Byndloss Laboratory

Research Summary: 

In high-income countries, the leading causes of death are non-communicable diseases, such as Inflammatory Bowel Disease (IBD), cancer, and cardiovascular disease. An important feature of most non-communicable diseases is inflammation-induced gut dysbiosis characterized by a shift in the microbial community structure from obligate to facultative anaerobes such as Proteobacteria. This microbial imbalance can contribute to disease pathogenesis due to either a microbiota-derived metabolite being depleted or produced at a harmful concentration. However, little is known about the mechanism by which inflammation mediates changes in the host physiology to induce disruption of the microbial ecosystem in our large intestine leading to disease.

Our group uses a multidisciplinary approach combining microbiology, molecular biology, cell biology, immunology, and pathology to understand how inflammation-dependent changes in gut epithelial metabolism can result in gut dysbiosis and increased risk of non-communicable disease. Specifically, we used various mouse models, including diet-induced-obesity, chemical-induced colitis, and germ-free animals, to identify metabolic pathways in the gut bacteria and in the host response to microbiota-induced metabolites that will aid in the prevention of human disease. 

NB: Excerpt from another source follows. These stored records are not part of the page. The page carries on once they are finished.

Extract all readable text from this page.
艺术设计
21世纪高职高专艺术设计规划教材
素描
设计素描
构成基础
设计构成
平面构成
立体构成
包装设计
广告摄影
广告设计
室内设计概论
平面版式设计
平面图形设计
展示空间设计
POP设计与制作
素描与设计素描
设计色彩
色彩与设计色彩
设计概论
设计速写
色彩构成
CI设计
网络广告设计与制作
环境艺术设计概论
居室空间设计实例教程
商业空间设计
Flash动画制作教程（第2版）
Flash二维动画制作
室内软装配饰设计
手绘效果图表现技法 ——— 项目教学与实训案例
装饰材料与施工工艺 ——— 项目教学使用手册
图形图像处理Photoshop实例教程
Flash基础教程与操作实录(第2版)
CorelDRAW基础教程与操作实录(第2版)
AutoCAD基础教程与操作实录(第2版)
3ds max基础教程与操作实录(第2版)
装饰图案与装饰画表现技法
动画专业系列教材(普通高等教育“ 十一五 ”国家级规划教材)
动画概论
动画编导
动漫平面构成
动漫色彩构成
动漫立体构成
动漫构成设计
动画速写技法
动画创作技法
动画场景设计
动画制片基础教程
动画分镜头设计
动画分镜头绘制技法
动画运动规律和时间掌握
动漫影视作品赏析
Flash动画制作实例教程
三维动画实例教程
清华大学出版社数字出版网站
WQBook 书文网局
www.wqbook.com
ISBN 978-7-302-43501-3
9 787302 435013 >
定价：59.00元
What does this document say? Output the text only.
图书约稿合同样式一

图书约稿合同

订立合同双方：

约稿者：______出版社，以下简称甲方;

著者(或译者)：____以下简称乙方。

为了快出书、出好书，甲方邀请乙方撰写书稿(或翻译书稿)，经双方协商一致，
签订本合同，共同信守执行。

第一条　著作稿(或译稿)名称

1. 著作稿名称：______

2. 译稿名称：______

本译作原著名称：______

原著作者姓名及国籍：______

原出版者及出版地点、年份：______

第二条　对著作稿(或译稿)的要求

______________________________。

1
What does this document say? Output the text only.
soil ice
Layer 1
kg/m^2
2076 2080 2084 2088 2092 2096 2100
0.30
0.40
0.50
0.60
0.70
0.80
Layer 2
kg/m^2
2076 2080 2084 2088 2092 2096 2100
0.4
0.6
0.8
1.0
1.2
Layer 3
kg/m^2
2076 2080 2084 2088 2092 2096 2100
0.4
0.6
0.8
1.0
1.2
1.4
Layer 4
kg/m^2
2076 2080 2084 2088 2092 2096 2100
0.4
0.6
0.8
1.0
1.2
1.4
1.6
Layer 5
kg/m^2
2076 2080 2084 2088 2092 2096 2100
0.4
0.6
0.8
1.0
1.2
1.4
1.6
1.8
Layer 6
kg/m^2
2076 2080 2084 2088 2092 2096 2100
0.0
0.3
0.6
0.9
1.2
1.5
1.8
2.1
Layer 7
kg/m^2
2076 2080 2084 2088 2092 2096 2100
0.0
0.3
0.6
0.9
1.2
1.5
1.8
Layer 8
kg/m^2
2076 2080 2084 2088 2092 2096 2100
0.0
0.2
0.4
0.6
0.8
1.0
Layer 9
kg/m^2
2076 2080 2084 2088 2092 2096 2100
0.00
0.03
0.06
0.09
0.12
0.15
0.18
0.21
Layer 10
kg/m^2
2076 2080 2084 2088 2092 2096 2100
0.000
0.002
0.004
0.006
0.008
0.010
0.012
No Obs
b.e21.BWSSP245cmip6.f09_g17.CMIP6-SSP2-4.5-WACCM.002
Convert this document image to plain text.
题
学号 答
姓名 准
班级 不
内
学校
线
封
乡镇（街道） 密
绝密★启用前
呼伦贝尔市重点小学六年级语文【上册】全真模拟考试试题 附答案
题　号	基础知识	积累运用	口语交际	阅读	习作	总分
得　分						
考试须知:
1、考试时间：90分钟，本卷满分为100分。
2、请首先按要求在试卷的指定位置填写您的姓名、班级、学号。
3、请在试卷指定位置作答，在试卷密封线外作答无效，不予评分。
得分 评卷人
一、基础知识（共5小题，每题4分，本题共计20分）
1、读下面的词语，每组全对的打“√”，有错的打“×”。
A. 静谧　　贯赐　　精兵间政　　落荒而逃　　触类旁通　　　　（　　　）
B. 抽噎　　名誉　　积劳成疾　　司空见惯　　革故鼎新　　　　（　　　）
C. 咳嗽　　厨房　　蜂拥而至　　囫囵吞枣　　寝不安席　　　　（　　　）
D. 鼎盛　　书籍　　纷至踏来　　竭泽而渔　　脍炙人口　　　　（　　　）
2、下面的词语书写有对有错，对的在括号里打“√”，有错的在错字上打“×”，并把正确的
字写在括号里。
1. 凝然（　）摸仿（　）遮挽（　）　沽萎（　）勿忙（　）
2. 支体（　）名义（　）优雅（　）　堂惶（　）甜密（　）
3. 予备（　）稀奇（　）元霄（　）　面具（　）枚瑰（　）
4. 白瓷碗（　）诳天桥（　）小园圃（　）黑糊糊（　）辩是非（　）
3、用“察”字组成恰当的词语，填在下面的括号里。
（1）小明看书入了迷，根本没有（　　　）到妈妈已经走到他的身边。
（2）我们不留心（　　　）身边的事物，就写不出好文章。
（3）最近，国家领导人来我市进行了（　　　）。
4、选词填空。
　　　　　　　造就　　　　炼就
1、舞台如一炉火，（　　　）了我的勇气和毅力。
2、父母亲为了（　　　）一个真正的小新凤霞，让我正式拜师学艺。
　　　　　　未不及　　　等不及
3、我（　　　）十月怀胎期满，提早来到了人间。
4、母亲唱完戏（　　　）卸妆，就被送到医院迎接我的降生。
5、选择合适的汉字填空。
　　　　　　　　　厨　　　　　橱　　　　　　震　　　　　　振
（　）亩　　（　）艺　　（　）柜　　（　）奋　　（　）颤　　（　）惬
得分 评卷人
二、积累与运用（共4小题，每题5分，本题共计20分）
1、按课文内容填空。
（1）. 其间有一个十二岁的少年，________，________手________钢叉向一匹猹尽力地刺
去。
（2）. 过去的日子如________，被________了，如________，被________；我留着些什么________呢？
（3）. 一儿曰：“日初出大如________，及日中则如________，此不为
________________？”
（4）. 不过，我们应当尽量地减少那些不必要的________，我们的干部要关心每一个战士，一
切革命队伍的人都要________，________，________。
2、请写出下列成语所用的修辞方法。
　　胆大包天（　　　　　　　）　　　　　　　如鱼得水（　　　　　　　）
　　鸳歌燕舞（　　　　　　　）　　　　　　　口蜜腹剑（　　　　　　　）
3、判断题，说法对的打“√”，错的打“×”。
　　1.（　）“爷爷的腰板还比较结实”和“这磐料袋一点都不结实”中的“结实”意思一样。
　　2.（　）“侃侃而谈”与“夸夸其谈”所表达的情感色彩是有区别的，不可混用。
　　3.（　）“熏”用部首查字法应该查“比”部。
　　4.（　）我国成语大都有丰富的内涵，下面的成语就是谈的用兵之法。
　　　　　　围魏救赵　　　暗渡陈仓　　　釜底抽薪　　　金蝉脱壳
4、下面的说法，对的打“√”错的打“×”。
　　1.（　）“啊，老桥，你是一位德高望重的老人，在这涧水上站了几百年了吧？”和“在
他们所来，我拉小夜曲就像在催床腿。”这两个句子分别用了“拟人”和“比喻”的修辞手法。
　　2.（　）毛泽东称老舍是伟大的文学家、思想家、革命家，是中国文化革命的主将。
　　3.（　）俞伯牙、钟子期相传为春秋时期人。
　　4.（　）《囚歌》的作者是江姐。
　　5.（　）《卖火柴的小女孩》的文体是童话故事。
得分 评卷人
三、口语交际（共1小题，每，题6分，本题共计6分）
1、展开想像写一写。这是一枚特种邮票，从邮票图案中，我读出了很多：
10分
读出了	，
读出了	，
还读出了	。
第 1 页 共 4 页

Another arm of our research program focuses on how intestinal inflammation caused by the bacterial pathogen Salmonella enterica serovar Typhimurium induces changes in host physiology and how these changes can cause disruption of the microbial ecosystem (microbiota) in our large intestine and promote pathogen colonization and disease.


Key Questions

  • How do the host and the microbiota work together to promote health?
  • What are the mechanisms leading to gut dysbiosis during inflammation?
  • Can we identify the metabolic pathways in gut bacteria and the host response to microbiota-produced metabolites that will aid in the prevention of human diseases?
  • Can we prevent non-communicable diseases by targeting host epithelial metabolism?
  • Which mechanisms are used by enteric pathogens (e.g., Salmonella Typhimurium) to overcome microbiota-mediated colonization resistance?